Hell on Earth: the genocide
Anton Zoran Mušič We are not the last Gorizia, Comune di Gorizia
Towards the end of the war, in 1944, George Grosz painted a work entitled "Hitler in Hell". A historical figure, Hitler, is depicted as a giant. He is seated, prostrated, melancholic, on the brink of an abyss from which thousands of skeletons are about to emerge, like an army of vengeful Lilliputians – the dead that he has flung into the grave.
In the same year that Grosz paints this allegory, Zoran Musić in Dachau and Boris Taslitzky in Buchenwald draw what they see: piles of corpses. Many years later both artists will take up their sketches and transform them respectively into Musić's “We are not the last” series and Taslitzky's large-scale works, which you can see in the exhibition.
Jean Clair takes inspiration from these works to investigate the theme of the "all-destroying giant".
The Greek etymology clarifies that Giants were born from the Earth; primordial beings, they are united by a common hatred towards the Gods; they embody excess and violence.
Christian culture seems to have known giants as benevolent and protective. The Middle Ages had imagined that every future age would be a procession of tiny men who, in order to see, would have to hoist themselves on the shoulders of giants who had preceded them. This image in which the Ancients are giants and the Moderns are dwarfs illustrates a relationship to the past, be it profane or religious, which has dominated Western culture for centuries. But the Bible also tells of menacing giants, such as Goliath. Dante places six biblical and classical giants in the thirty-first canto of Hell.

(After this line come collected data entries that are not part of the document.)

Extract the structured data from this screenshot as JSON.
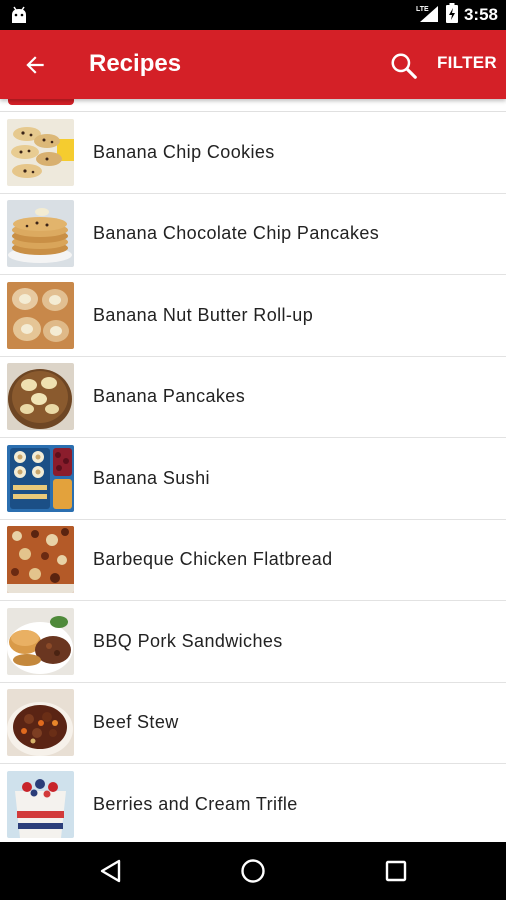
{
  "status_bar": {
    "time": "3:58",
    "network": "LTE",
    "icons": [
      "android-notification-icon",
      "lte-signal-icon",
      "battery-icon"
    ]
  },
  "app_bar": {
    "title": "Recipes",
    "back_icon": "arrow-left-icon",
    "search_icon": "search-icon",
    "filter_label": "FILTER",
    "color": "#d42027"
  },
  "recipes": [
    {
      "name": "Banana Chip Cookies",
      "thumb": "cookies-image"
    },
    {
      "name": "Banana Chocolate Chip Pancakes",
      "thumb": "pancakes-image"
    },
    {
      "name": "Banana Nut Butter Roll-up",
      "thumb": "rollup-image"
    },
    {
      "name": "Banana Pancakes",
      "thumb": "banana-pancakes-image"
    },
    {
      "name": "Banana Sushi",
      "thumb": "sushi-image"
    },
    {
      "name": "Barbeque Chicken Flatbread",
      "thumb": "flatbread-image"
    },
    {
      "name": "BBQ Pork Sandwiches",
      "thumb": "sandwich-image"
    },
    {
      "name": "Beef Stew",
      "thumb": "stew-image"
    },
    {
      "name": "Berries and Cream Trifle",
      "thumb": "trifle-image"
    }
  ],
  "nav_bar": {
    "back": "triangle-back-icon",
    "home": "circle-home-icon",
    "recents": "square-recents-icon"
  }
}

At the dawn of the Renaissance, other giants are ambivalent. The figure of Saint Christopher, a protective giant, reprises the ancient motif of Heracles carrying Eros as a child on his shoulders. But his origin would be rather darker, a fifth-century Eastern saint with a dog's head and mute. This saint is a barbarian, whose features resemble the fantastical creatures of folk culture, the lycanthrope, the werewolf, the child-eating ogre... The reassuring and protective paternal strength, can also turn into the infernal power of a cannibalistic demon.

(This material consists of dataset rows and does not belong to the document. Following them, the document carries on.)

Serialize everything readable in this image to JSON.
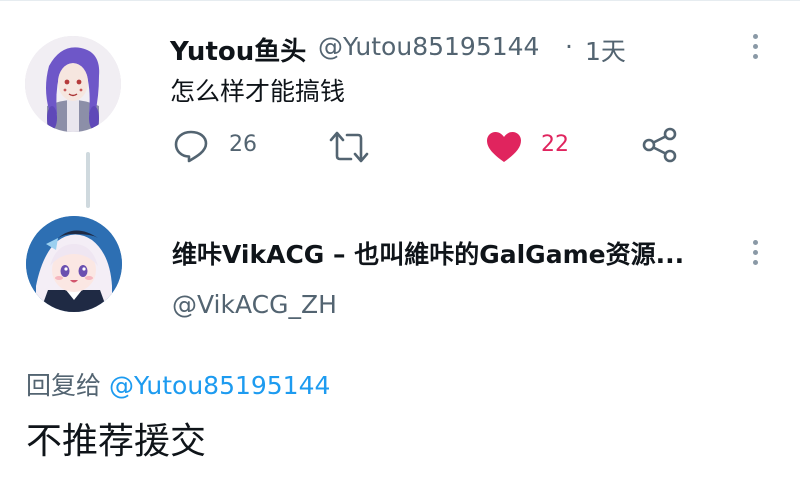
{
  "tweet": {
    "author_name": "Yutou鱼头",
    "author_handle": "@Yutou85195144",
    "separator": "·",
    "time": "1天",
    "text": "怎么样才能搞钱",
    "reply_count": "26",
    "like_count": "22",
    "liked": true,
    "icons": [
      "reply-icon",
      "retweet-icon",
      "heart-icon",
      "share-icon",
      "more-icon"
    ]
  },
  "reply": {
    "author_name": "维咔VikACG – 也叫維咔的GalGame资源...",
    "author_handle": "@VikACG_ZH",
    "reply_to_label": "回复给",
    "reply_to_handle": "@Yutou85195144",
    "text": "不推荐援交"
  },
  "colors": {
    "like_red": "#e0245e",
    "link_blue": "#1d9bf0",
    "secondary_text": "#536471",
    "primary_text": "#0f1419"
  }
}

And Renaissance humanists willingly associated Satan with Saturn, an archaic and cannibal father, devourer of his own children.
In the eighteenth century the figure of the giant becomes a central theme. In literature, it will be Swift's Gulliver, or Voltaire's Micromega. Goya will offer the most powerful images with his melancholy Giant, with The Colossus and precisely with Saturn.

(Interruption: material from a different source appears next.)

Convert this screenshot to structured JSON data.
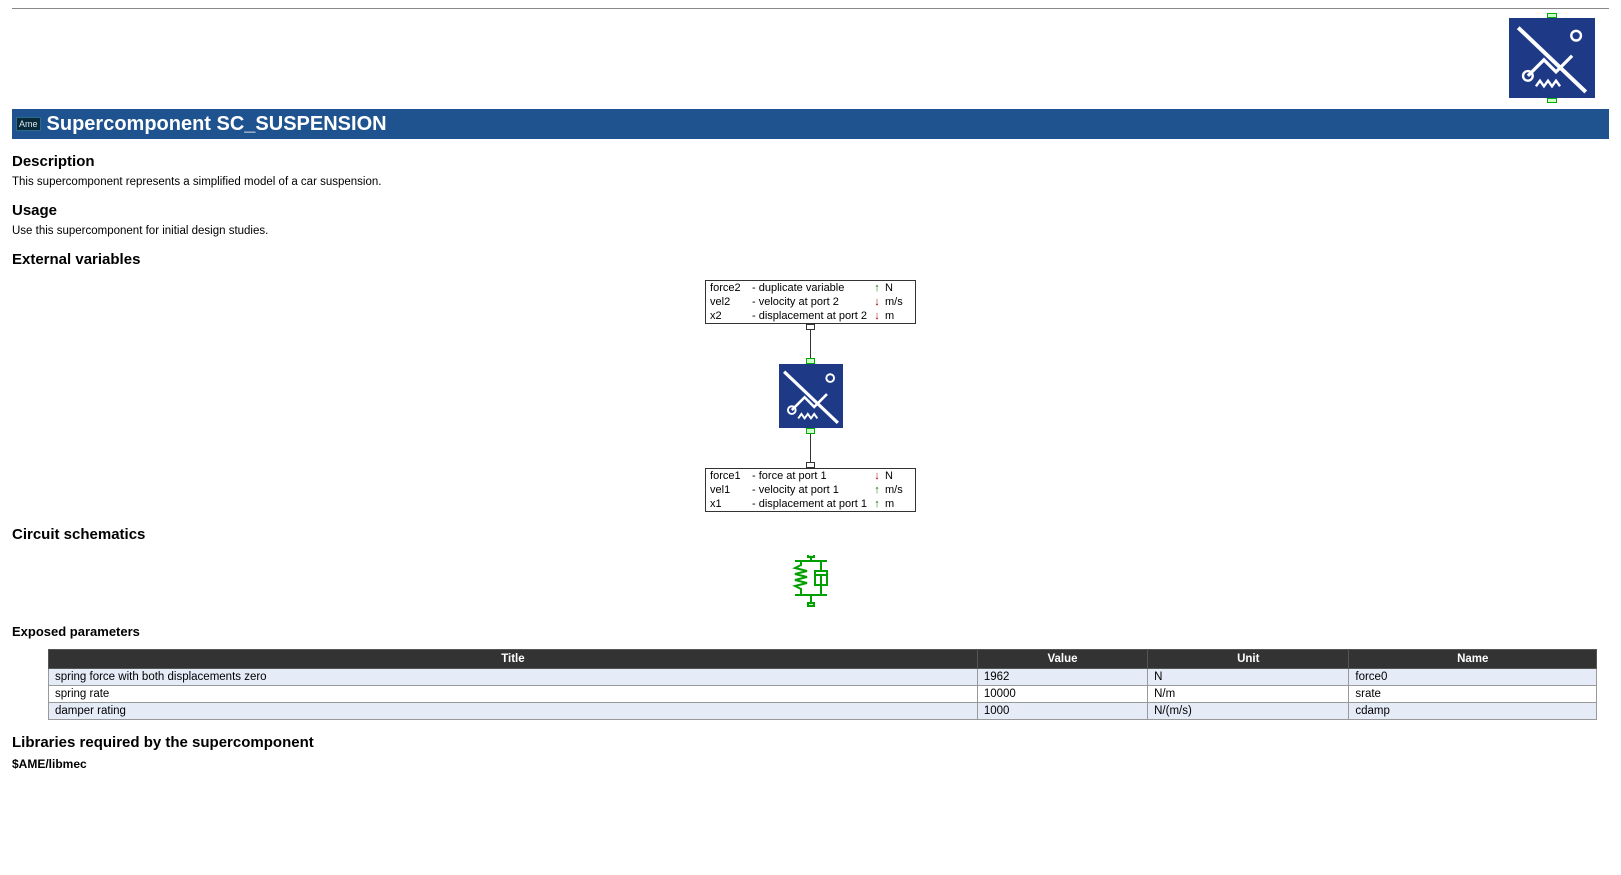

The figure of the cannibal God also evokes a medieval image well known in Italy: that of the melancholic and gigantic Devil, of the colossus seated in the depths of Hell. We find it depicted on the walls of the Camposanto in Pisa, in the mosaics of Torcello and Florence, or by Giotto in Padua.
This figure will have a rich and astonishing posterity in the twentieth century: the fathers of the people (the Duce, the Führer) will willingly take on the appearance of giants, guiding workers towards a bright future at first, only to lead them to ruin, crushing their victims beneath their bulk. An extraordinary gallery of monsters will then parade, in which the dictators of the time, Mussolini, Hitler, Stalin can be recognized.
At a certain point our relationship with the past was inverted. The idea of progress has become the driving force of human activity, the future a model to be pursued, and the past a memory to be destroyed. But when did it happen, exactly?
Under the revolutionary ideologies of the early twentieth century, the giant was no longer St Christopher ferrying the child across the water, or the embodiment of the wisdom of the ancients that broadens the vision of dwarfs. The cannibal ogre, the father of the people, fattens them up so that he can manage to better devour them. The giant makes a clean slate of the past and guides mankind, reduced to an indistinct mass of identical dwarfs, towards the final catastrophe of a hell on earth.